PTEN (Phosphatase and Tensin Homolog) Connection in Hereditary Hemorrhagic Telangiectasia 2
- activin-receptor like kinase 1
- arteriovenous malformation
- hereditary hemorrhagic telangiectasia 2
- phosphatidylinositol 3-kinase
The hierarchical network of arteries, veins, and capillaries of our cardiovascular system is laid out during development, and further expanded and matured postnatally. Precise regulation of endothelial proliferation and behavior is needed during development and throughout life to maintain the proper architecture of the vasculature. In this issue, Alsina-Sanchis et al1 report that PTEN (phosphatase and tensin homolog) connects BMP-9 (bone morphogenic protein 9) activation of ALK-1 (activin-receptor-like kinase 1) to PI3K (phosphatidylinositol 3-kinase) signaling in endothelial cells and implicate PI3K-stimulated endothelial proliferation in arteriovenous malformation (AVM) in hereditary hemorrhagic telangiectasia 2 (HHT-2).
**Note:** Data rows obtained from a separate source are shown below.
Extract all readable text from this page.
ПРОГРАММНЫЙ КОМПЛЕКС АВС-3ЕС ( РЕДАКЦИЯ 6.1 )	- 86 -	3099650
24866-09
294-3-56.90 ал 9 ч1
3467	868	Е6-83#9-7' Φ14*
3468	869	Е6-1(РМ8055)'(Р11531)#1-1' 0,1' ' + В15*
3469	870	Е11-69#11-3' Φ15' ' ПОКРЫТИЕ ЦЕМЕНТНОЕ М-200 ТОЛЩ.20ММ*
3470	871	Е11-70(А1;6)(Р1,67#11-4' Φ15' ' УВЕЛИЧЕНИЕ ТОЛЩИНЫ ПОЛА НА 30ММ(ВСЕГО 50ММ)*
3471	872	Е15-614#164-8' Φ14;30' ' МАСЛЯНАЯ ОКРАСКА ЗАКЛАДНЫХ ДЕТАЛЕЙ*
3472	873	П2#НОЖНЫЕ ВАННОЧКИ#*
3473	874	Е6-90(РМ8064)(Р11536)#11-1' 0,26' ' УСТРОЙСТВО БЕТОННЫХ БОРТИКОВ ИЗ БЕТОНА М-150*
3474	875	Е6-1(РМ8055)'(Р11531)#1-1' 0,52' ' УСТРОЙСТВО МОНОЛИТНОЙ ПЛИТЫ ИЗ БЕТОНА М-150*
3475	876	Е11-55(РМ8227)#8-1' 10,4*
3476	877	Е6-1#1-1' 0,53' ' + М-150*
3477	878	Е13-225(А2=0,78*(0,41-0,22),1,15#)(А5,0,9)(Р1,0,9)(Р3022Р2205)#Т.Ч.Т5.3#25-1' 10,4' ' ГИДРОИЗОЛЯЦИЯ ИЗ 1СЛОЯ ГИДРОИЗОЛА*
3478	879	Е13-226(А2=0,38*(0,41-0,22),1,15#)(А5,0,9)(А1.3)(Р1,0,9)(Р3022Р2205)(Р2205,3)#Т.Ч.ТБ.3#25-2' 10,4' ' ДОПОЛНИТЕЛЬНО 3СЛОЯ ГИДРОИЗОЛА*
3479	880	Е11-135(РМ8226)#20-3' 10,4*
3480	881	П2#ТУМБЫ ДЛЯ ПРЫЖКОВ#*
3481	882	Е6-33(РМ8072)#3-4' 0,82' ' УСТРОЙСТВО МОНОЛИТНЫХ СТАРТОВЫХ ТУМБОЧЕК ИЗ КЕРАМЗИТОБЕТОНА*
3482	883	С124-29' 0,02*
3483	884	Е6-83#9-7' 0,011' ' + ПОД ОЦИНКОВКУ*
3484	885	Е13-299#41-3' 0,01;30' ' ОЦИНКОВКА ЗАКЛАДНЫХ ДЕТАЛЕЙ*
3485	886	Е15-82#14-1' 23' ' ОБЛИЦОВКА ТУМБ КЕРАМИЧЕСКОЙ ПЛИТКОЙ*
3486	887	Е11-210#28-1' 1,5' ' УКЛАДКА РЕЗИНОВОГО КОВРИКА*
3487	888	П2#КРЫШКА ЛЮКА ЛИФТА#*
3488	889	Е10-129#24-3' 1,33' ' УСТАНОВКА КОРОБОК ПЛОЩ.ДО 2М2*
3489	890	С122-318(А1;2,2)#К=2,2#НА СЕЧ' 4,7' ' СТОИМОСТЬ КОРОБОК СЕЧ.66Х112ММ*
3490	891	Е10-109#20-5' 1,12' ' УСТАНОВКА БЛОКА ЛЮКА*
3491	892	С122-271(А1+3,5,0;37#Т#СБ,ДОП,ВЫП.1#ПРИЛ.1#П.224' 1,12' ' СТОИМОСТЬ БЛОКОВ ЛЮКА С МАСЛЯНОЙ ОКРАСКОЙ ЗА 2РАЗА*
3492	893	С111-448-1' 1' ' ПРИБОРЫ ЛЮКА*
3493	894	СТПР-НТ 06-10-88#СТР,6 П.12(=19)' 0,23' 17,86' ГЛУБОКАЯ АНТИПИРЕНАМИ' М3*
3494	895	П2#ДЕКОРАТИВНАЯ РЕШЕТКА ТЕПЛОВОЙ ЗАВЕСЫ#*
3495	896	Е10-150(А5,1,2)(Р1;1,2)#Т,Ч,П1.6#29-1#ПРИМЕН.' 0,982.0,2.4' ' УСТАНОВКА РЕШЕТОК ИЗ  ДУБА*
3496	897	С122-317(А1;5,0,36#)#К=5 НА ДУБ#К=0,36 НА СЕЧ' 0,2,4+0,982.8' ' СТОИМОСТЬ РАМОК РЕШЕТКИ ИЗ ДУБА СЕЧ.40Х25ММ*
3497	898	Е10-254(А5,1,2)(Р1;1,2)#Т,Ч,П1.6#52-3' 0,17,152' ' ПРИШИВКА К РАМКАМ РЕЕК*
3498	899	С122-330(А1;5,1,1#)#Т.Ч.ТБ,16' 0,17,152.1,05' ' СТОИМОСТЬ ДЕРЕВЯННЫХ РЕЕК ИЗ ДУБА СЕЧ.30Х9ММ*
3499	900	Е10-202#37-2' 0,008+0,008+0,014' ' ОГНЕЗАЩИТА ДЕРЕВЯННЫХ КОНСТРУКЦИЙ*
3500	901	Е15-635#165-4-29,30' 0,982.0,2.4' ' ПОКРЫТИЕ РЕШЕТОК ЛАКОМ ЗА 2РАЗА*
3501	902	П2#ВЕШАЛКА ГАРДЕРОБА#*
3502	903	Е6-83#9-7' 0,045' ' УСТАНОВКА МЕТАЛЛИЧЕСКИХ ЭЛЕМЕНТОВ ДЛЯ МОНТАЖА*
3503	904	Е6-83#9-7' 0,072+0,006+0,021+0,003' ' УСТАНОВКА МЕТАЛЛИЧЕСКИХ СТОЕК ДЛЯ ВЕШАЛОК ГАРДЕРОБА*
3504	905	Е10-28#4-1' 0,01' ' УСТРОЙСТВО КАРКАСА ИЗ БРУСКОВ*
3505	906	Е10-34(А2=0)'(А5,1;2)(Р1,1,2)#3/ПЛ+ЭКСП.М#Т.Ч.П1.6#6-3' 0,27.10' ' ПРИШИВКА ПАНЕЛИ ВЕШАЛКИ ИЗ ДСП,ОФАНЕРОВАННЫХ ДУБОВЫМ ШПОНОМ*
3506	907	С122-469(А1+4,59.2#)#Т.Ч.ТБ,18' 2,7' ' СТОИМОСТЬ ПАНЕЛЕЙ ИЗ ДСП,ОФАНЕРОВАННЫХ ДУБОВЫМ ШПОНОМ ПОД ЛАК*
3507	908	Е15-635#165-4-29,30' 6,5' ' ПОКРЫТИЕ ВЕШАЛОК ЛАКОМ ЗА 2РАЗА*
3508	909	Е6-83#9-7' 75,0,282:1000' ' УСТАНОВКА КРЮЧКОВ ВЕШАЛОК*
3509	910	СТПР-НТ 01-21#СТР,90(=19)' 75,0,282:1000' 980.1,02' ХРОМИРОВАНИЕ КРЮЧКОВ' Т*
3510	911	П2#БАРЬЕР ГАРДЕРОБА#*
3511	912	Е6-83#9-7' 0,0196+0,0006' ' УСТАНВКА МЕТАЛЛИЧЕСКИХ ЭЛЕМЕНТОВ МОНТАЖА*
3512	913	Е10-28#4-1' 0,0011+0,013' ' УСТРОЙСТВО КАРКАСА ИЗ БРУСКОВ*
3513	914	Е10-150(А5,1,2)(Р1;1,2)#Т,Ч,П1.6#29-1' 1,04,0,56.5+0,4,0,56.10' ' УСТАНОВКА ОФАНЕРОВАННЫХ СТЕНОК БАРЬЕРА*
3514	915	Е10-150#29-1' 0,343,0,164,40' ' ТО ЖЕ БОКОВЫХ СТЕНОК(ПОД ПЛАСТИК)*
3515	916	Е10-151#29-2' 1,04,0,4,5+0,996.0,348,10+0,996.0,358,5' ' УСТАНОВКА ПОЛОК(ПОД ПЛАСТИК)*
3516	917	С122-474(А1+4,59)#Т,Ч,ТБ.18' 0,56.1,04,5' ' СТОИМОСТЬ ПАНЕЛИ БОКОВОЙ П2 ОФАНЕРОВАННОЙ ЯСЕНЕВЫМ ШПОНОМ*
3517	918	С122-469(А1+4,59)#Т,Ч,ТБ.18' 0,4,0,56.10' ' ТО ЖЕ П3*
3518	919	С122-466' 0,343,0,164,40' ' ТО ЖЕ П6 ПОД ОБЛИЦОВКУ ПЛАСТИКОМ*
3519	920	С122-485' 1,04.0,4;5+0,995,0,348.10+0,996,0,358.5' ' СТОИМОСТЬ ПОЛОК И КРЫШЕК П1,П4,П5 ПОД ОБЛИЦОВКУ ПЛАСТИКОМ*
See accompanying article on page 1216
HHT is a rare autosomal dominant disorder that affects ≈1/5000 people. HHT-1 is caused by loss of function of one allele of a TGF-β (transforming growth factor-β) coreceptor called endoglin, whereas HHT-2 is caused by loss of function of ALK-1, a TGF-β family type I receptor known phosphorylate SMADs (suppressor of mothers against decapentaplegic) 1/5/8. In both HHT-1 and HHT-2, vascular overgrowth and malformations called telangiectasias occur focally throughout the body. The telangiectasias appear to arise from abnormal connections between enlarged postcapillary venules and arterioles, which results in fragile vessels prone to bleeding.2
Previous studies had revealed ALK-1 suppresses endothelial proliferation and that lack of Alk-1 in mice leads to vascular overgrowth and malformation,3,4 but precisely how ALK-1 controls vascular growth and morphogenesis was unknown.